Now, that can’t be right. Not only would that be a flat contradiction of what the Risen Lord just did to his own (terrified, treacherous and cowardly) disciples, it would be to sin against the commandment that says “Thou shalt not abuse/misuse/profane the name of the LORD thy God”—meaning, act in God’s name as though we were God, arrogate God’s identity to ourselves; in short, the Luciferian sin of pride and grab for power.


But a closer reading of the original Greek yields quite a different possibility. Here it is, [with a very literal translation in brackets]:


ἄν [if] τινων [of-any] ἀφῆτε [ye-may-untie] τὰς ἁμαρτίας [the sins], ἀφέωνται [they-are-untied] αὐτοῖς [unto-them]; ἄν [if] τινων [of any] κρατῆτε [ye-may-retain], κεκράτηνται [they-are-retained]


The Greek word αφεσις [aphesis] literally means untie, loose, let go of, release, remit, unbind, and even abandon or forsake; and so, figuratively, forgive. In Greek the prefix α operates like the English “un”, “dis”, “mis”, meaning not; and English words derived from Greek like atheist or amoral or anarchic, still retain the same sense of “not” (not-theist, not-moral, not-in-control, etc.).


The Greek word for “retain”, κρατεω [krateo], is derived from κρατος [kratos] meaning “strength”, “power” or “force”, and is part of words like aristocracy, democracy, and theocracy.

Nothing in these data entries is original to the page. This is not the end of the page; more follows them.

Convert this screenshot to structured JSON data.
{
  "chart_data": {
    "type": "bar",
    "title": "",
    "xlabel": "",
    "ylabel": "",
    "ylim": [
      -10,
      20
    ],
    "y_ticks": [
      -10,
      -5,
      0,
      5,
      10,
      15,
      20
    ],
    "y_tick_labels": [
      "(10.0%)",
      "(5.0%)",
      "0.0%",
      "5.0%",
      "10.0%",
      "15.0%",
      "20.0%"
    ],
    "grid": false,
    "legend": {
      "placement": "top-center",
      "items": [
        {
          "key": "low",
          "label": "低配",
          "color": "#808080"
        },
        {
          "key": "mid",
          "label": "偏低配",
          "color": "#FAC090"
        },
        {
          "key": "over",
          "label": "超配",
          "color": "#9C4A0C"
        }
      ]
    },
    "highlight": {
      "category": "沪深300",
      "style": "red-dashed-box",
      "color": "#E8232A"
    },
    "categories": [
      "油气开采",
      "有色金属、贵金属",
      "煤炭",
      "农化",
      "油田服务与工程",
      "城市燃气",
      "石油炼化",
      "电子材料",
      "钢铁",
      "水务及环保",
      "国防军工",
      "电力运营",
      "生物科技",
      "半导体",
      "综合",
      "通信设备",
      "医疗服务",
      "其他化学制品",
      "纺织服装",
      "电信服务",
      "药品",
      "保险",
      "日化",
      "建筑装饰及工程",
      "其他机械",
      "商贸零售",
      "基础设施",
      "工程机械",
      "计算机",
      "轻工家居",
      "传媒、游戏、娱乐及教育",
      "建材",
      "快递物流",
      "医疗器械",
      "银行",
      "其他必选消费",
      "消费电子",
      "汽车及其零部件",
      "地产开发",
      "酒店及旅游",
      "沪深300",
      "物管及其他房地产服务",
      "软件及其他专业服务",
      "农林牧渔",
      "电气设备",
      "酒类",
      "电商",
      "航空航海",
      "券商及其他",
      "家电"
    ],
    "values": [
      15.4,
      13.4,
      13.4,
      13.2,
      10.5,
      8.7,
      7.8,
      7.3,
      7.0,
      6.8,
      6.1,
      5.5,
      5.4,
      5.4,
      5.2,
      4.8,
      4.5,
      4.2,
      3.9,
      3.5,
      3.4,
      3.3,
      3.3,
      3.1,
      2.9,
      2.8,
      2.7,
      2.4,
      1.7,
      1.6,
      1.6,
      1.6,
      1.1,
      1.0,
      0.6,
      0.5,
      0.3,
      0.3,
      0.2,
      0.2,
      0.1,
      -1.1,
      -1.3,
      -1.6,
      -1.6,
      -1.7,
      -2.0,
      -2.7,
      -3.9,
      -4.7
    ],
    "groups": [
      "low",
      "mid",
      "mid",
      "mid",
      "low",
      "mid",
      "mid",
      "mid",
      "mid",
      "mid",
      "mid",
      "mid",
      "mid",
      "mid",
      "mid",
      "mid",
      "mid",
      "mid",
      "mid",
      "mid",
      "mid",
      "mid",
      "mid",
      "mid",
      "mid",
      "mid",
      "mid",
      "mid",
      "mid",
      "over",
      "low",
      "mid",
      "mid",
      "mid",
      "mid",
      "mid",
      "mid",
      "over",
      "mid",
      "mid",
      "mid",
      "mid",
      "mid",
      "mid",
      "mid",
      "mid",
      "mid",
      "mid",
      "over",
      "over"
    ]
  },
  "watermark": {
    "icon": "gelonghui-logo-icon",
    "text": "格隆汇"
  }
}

It means to “grasp”, or “grab onto”, and hence “retain” or "hold".


What Jesus is telling his disciples—all of us—is that we are commissioned, just as he was commissioned, to “un-bind” people from their sins, to “re-lease” them from their bondage to everything that harms them; because if we do not, if we “retain”, “hold on” to other people’s sins, it is we who end up “holding on” to them, carrying the burden of sin ... which Jesus came to take away from us, from our hearts, minds, souls and bodies:

"Behold the Lamb of God, who takes away the sin of the world."

Far from giving us some kind of autocratic power to keep “sinners” tied up in knots of guilt and shame, Jesus commissions us to do for others what he does for us: set them free … because that is his own divine mission.

"As the Father has sent me, so am I sending you ..."

Divine Mercy is absolute mercy, unconditional mercy, Christ Himself. Perfect Mercy, Perfect Love, beyond all our conceptions of “perfection”.